Au début du siècle dernier, Alphonse Séché, qui fut « lecteur » à la Comédie française, avait réuni une copieuse anthologie, en deux volumes. Patricia Izquierdo, qui parle ici avec compétence des « poétesses » du « romantisme féminin » (expression élégante inventée par Charles Maurras et qui a fait fortune) l’a lu et en a retenu le meilleur.

Au milieu du siècle (1953) a paru une remarquable anthologie de Marcel Béalu, poète et libraire, contenant des poèmes qui méritent d’être retenus (elle devrait être rééditée).
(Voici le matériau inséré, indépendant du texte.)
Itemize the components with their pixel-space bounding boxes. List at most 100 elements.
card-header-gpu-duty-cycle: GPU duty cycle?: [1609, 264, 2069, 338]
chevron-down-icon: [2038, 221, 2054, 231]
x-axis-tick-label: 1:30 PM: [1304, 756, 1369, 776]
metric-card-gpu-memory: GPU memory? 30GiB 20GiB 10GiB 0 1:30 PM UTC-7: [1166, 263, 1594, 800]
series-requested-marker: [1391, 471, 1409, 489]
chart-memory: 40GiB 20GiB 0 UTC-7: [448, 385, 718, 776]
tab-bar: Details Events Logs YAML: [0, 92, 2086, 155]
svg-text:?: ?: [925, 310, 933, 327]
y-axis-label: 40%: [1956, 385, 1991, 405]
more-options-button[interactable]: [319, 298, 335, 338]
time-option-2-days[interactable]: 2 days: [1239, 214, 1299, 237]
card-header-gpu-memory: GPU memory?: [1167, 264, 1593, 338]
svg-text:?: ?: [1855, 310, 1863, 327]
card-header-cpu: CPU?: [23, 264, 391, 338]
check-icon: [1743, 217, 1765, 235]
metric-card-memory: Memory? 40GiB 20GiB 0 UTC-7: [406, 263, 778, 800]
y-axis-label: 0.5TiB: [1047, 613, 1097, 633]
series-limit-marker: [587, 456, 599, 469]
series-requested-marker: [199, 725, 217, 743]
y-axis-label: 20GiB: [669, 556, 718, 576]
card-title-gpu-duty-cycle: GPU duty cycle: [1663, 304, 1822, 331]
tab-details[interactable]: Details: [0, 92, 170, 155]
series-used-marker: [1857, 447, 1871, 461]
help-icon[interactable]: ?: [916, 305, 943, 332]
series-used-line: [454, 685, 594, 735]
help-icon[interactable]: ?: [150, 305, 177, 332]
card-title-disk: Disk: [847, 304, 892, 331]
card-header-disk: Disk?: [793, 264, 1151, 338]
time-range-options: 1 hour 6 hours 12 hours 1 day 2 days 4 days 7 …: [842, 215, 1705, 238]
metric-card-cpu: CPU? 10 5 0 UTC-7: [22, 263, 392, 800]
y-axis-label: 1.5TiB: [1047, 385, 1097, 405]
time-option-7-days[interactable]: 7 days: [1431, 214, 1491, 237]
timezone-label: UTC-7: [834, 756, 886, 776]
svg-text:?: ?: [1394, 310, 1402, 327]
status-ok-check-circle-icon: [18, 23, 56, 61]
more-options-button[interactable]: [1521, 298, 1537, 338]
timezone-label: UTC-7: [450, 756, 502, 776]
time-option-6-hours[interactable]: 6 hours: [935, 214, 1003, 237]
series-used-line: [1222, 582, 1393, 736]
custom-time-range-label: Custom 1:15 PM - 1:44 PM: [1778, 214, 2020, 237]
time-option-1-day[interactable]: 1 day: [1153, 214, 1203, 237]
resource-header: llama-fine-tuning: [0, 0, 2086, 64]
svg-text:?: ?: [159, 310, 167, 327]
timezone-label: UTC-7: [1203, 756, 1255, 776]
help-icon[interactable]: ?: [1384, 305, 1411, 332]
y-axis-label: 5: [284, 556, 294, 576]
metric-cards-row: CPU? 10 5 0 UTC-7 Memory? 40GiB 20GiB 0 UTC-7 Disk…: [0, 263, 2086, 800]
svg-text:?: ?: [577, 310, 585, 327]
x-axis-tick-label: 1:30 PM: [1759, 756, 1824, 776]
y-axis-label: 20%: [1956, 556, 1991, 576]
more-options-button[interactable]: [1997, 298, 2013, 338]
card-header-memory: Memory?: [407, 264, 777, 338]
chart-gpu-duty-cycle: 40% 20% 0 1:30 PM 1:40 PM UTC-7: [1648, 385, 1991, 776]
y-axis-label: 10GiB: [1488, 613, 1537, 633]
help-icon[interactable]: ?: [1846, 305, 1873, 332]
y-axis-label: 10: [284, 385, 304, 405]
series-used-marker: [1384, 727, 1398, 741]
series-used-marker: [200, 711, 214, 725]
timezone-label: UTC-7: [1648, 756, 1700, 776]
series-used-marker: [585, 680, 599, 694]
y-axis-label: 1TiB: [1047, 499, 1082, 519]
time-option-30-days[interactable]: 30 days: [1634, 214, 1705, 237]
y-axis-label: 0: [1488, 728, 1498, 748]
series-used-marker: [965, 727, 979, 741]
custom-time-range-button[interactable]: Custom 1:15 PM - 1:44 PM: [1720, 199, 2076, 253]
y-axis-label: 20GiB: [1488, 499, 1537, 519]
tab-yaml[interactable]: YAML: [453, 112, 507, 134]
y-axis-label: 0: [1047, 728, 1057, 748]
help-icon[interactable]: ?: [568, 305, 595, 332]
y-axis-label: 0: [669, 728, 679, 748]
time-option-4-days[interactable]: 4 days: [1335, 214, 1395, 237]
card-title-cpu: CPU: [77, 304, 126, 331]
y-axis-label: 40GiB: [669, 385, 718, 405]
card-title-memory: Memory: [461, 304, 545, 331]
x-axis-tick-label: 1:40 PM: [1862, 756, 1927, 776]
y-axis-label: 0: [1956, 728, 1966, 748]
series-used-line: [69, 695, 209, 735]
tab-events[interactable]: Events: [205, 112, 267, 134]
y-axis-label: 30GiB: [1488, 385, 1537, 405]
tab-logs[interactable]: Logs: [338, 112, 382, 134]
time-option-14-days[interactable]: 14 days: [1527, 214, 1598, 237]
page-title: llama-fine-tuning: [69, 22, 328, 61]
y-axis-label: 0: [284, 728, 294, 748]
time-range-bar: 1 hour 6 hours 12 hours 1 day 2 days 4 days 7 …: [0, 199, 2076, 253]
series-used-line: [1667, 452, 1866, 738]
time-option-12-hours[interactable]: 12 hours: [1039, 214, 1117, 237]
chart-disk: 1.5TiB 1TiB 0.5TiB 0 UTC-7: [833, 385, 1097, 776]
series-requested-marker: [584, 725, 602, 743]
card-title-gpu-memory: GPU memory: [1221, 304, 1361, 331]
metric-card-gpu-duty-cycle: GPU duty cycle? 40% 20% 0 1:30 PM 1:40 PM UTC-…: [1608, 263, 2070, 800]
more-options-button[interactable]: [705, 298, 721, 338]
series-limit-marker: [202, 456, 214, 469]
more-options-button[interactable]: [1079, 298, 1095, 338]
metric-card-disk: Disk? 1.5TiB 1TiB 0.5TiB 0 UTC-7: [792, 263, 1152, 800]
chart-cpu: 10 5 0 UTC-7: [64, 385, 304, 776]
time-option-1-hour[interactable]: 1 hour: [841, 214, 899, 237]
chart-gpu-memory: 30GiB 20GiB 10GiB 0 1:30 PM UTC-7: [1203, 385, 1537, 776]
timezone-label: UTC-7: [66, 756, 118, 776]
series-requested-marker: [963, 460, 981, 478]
Une étude sur ce livre aurait pu, là, trouver place. (Signalons en passant que Patricia Izquierdo a curieusement anobli Ferdinand Brunetière, le directeur de la Revue des Deux Mondes qui s’affirmait lui-même un bourgeois). Ce nouveau livre est riche et divers, discutablement orné de reproductions de Marie Laurencin et se termine par une anthologie des poètes femmes du XXIème siècle (la génération née après 1980 étant étrangement absente bien que ce soit l’avenir !) Rien, malheureusement, qui égale Louise Labé, Desbordes-Valmore, Catherine Pozzi… On notera l’absence du meilleur poète femme de ces dernières années, Michelle Grangaud.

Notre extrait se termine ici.